The old gives way to new at Oak Ridge National Labs. The Titan supercomputer is being replaced by Frontier, and it's a super-sized task.
A supercomputer deployed in 2012 is going into retirement after seven years of hard work, but the task of decommissioning it is not trivial.
The Cray XK7 “Titan” supercomputer at the Department of Energy’s (DOE) Oak Ridge National Laboratory (ORNL) is scheduled to be decommissioned on August 1 and disassembled for recycling.
At 27 petaflops, or 27 quadrillion calculations per second, Titan was at one point the fastest supercomputer in the world at its debut in 2012 and remained in the top 10 worldwide until June 2019.
But time marches on. This beast is positively ancient by computing standards. It uses 16-core AMD Opteron CPUs and Nvidia Kepler generation processors. You can buy a gaming PC with better than that today.
“Titan has run its course,” Operations Manager Stephen McNally at ORNL said in an article published by ONRL. “The reality is, in electronic years, Titan is ancient. Think of what a cell phone was like seven years ago compared to the cell phones available today. Technology advances rapidly, including supercomputers.”
In its seven years, Titan generated than 26 billion core hours of computing time for hundreds of research teams around the world, not just the DOE. It was one of the first to use GPUs, a groundbreaking move at the time but now commonplace.
The Oak Ridge Leadership Computing Facility (OLCF) actually houses Titan in a 60,000-sq.-ft. facility, 20,000 of which is occupied by Titan, the Eos cluster that supports Titan and Atlas file system that holds 32 petabytes of data.
June 30 was the last day users could submit jobs to Titan or Eos, another supercomputer, which is also 7 years old.
Decommissioning a supercomputer is a super-sized task
Decommissioning a computer the size of Titan is more than turning off a switch. ONRL didn’t have a dollar estimate of the cost involved, but it did discuss the scale, which should give some idea of how costly this will be. The decommissioning of Titan will include about 41 people, including staff from ORNL, Cray, and external subcontractors. OLCF staff are supporting users who need to complete runs, save data, or transition their projects to other resources.
Electricians will safely shut down the 9 megawatt-capacity system, and Cray staff will disassemble and recycle Titan’s electronics and its metal components and cabinets. A separate crew will handle the cooling system. All told, 350 tons of equipment and 10,800 pounds of refrigerant are being removed from the site.

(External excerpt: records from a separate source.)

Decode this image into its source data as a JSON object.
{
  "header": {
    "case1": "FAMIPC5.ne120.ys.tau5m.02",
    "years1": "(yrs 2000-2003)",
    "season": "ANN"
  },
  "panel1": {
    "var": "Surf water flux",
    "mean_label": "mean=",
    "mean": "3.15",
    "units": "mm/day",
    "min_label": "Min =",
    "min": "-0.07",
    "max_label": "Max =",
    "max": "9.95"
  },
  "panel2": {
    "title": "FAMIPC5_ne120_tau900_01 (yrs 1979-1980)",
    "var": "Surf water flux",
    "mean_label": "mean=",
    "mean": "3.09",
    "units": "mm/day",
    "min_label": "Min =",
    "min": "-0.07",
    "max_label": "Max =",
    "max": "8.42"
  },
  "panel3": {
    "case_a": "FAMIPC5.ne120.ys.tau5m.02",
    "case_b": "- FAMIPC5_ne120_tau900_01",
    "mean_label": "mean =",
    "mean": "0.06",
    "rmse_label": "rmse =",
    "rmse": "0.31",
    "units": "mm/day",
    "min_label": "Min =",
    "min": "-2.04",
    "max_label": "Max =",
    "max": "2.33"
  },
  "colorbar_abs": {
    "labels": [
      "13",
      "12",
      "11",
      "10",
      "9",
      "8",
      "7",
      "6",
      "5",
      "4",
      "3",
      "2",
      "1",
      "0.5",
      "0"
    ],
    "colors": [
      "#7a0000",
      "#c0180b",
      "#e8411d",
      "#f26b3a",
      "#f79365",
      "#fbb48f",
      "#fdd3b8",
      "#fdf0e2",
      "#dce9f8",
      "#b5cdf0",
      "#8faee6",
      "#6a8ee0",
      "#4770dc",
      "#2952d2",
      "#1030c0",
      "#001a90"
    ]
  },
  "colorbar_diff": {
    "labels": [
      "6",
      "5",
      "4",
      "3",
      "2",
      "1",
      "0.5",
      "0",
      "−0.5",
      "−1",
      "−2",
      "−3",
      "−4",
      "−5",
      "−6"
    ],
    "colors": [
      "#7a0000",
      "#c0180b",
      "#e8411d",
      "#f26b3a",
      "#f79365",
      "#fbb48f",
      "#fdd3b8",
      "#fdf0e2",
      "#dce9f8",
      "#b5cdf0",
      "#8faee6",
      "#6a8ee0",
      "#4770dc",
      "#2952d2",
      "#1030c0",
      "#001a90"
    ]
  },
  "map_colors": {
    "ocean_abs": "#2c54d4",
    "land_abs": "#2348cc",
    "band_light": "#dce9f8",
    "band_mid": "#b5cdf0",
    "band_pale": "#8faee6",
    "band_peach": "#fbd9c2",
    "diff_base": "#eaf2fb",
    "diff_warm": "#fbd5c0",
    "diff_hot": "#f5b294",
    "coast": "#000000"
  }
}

What becomes of the old gear is unclear. Even ONRL has no idea what Cray will do with it. McNally said there is no value in Titan’s parts: “It’s simply not worth the cost to a data center or university of powering and cooling even fragments of Titan. Titan’s value lies in the system as a whole.” The 20,000-sq.-ft. data center that is currently home to Titan will be gutted and expanded in preparation for Frontier, the an exascale system scheduled for delivery in 2021 running AMD Epyc processors and Nvidia GPUs
A power, cooling, and data center upgrade is already underway ahead of the Titan decommissioning to prepare for Frontier. The whole removal process will take about a month but has been in the works for several months to ensure a smooth transition for people still using the old machine.